ADVANCE was an international study funded by the Australian Government's National Health and Medical Research Council and Servier. It was carried out independently of the government and industry sponsor. The trial included 11,140 high-risk patients with type 2 diabetes who were randomized to a target HbA_1c level of ≤6.5% (intensive control) or standard guidelines-based HbA_1c targets.

"The intensive glucose control strategy we're reporting is a pragmatic, flexible approach that in many ways reflects the approach to glucose control practiced by diabetologists, family doctors, and many others," said Stephen MacMahon, DSc, PhD, MPH, coprincipal investigator of ADVANCE, and professor of cardiovascular medicine and epidemiology, University of Sydney.

The average achieved HbA_1c levels were 6.5% in the intensive arm and 7.3% in the standard arm (average difference in HbA_1c between the 2 arms over the course of the trial, 0.7%).

The incidence of combined major macrovascular and microvascular events was reduced by 10% (P=.01) in the participants randomized to intensive blood glucose lowering.

The intensive control strategy was associated with a 14% reduction (P=.01) in the risk of microvascular events (a coprimary end point) compared with standard control, driven by a 21% reduction (P=.006) in the risk of the development or progression of kidney disease in the intensive arm. There was no significant effect of the intensive intervention on retinopathy.

The incidence of a composite of death and macrovascular complications, the other coprimary outcome, was not significantly affected by intensive glucose control: 10% in the intensive treatment group and 10.6% in the standard treatment group achieved this outcome (P=.32).

The overall rate of cardiovascular events was only 2.2% per year, much lower than the anticipated 3% per year, which may have prevented the study from having sufficient power to detect a difference in cardiovascular events between the 2 strategies. The final difference in HbA_1c levels between the 2 groups (0.7%) was less than the 1% difference in HbA_1c the investigators sought to achieve.
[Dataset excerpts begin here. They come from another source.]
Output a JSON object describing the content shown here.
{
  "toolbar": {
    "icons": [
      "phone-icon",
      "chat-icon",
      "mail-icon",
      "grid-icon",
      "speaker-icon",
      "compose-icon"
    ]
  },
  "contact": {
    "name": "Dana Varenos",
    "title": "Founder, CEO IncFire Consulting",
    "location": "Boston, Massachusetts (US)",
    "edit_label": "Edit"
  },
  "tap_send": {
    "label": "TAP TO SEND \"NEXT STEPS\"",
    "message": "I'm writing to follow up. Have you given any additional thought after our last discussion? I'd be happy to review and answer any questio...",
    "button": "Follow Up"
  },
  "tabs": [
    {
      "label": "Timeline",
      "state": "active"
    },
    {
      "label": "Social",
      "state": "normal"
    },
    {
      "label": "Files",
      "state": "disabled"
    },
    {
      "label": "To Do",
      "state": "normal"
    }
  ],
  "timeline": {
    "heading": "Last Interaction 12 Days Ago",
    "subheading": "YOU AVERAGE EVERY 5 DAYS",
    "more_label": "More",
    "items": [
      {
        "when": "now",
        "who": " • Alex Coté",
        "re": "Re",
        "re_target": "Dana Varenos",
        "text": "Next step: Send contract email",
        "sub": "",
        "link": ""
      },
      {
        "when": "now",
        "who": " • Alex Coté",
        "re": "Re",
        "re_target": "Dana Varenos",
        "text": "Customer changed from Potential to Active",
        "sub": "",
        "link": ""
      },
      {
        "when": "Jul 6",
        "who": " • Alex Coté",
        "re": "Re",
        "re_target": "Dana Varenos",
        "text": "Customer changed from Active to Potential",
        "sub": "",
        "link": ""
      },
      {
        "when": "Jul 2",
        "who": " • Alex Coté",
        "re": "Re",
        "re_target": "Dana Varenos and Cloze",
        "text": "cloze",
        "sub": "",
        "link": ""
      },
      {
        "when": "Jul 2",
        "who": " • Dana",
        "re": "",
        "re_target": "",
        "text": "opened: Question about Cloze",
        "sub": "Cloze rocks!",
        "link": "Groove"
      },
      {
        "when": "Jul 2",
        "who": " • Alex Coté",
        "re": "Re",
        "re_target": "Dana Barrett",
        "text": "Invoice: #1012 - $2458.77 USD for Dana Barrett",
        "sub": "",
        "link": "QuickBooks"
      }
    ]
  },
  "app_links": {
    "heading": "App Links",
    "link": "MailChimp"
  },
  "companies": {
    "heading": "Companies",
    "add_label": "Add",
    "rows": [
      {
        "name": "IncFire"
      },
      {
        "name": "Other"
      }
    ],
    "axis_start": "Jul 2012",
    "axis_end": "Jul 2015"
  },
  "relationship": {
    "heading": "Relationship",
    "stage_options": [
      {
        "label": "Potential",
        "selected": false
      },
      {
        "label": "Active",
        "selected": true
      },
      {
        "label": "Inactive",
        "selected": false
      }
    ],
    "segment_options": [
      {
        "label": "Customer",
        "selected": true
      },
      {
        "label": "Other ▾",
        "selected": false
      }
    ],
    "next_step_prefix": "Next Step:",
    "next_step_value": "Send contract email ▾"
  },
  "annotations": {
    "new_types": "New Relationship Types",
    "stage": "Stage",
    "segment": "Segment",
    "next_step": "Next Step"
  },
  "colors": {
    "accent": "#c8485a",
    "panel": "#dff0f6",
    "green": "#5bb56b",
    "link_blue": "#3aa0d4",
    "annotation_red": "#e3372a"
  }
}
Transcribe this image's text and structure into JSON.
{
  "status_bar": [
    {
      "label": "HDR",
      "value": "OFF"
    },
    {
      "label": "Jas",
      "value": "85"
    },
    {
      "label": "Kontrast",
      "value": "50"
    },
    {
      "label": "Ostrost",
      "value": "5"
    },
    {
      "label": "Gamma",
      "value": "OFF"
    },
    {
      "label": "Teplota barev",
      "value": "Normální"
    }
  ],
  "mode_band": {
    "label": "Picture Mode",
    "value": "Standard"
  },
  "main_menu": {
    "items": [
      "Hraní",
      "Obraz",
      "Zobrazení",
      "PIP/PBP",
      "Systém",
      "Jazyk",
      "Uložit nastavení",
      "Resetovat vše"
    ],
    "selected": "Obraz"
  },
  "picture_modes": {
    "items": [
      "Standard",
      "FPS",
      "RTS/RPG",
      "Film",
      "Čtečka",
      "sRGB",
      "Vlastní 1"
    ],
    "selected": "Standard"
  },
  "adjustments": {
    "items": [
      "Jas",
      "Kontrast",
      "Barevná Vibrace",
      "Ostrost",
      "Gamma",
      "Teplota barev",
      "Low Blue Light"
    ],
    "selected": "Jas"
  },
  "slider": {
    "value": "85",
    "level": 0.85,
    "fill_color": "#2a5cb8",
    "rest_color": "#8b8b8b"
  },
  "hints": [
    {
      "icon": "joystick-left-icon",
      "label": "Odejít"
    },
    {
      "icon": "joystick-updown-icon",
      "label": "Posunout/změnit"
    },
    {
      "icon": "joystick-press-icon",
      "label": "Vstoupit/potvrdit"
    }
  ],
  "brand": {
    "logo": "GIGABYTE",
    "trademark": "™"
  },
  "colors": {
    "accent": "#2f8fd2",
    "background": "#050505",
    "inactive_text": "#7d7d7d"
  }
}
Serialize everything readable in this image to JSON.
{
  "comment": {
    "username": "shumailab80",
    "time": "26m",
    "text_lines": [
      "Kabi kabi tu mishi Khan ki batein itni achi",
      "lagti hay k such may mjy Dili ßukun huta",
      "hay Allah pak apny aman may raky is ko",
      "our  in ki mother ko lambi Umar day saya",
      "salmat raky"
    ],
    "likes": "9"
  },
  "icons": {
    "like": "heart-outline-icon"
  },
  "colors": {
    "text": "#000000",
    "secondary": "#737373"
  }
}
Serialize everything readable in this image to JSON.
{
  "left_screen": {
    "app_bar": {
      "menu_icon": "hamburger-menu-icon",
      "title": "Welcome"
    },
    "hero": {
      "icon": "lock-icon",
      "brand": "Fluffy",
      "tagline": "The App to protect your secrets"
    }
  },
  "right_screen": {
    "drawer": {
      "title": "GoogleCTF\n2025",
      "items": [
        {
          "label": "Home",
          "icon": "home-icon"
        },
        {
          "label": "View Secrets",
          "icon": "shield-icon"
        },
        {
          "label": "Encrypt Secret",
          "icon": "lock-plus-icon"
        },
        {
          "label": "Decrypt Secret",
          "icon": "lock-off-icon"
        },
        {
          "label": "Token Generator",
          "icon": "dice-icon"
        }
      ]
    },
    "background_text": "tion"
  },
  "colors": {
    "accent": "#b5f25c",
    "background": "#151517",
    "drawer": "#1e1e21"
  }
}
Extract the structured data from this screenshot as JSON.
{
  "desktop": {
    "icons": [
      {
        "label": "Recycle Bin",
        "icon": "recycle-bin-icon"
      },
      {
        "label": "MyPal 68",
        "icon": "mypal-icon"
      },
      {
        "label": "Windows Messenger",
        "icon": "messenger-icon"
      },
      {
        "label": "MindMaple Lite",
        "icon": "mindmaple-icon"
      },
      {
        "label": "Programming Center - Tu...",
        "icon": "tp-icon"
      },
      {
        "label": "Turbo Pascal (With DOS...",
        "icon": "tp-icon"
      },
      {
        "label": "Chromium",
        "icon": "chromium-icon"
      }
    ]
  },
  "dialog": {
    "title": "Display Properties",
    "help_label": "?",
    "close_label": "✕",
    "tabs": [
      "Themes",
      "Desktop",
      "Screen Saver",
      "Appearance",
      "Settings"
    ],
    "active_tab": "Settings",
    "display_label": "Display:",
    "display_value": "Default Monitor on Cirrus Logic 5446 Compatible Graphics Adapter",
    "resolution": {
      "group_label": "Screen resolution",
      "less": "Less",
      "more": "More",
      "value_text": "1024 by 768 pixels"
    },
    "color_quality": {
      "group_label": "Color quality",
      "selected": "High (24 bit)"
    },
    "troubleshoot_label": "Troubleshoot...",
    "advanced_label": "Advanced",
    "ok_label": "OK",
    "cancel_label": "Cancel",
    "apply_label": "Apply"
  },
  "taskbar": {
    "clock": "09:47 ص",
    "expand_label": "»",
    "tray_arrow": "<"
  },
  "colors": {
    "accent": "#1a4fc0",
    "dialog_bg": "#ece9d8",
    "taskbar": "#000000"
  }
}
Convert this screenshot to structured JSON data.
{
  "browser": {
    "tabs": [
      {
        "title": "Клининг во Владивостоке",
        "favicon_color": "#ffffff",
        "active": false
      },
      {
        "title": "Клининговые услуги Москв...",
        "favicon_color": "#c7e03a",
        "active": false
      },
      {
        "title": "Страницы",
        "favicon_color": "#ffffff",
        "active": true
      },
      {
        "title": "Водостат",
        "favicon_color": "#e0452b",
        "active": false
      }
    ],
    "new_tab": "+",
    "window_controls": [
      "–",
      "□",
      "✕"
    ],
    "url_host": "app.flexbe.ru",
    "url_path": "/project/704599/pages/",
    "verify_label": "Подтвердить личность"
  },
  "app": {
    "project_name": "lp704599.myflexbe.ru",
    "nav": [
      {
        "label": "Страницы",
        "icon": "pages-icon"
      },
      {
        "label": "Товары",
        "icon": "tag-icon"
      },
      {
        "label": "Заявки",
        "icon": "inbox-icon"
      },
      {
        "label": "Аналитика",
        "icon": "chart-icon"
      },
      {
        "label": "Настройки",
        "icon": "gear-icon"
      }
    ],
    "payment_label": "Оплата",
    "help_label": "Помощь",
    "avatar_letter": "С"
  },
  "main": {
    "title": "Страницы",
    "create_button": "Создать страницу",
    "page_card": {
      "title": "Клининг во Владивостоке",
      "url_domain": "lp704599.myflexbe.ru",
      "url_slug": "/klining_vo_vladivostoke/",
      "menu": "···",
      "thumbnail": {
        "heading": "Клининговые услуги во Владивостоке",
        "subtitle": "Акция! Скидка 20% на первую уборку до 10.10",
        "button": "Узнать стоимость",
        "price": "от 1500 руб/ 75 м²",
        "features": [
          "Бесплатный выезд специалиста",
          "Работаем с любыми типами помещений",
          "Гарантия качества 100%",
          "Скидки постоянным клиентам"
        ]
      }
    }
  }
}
As expected, the incidence of hypoglycemia was higher in the intensive group. Severe hypoglycemic events occurred in 2.7% of the intensive arm versus 1.5% in the standard arm (P<.001).

"The study makes it clear for clinicians and their patients the kind of goals that we should be aiming for. We can conclude that getting them down to HbA_1c levels of less than 7% or even approaching 6.5% can benefit patients [with regard to] diabetic kidney disease, and essentially protect 1 in 5 over a few years from developing this very bad complication, which is a feared complication indeed," said Dr MacMahon.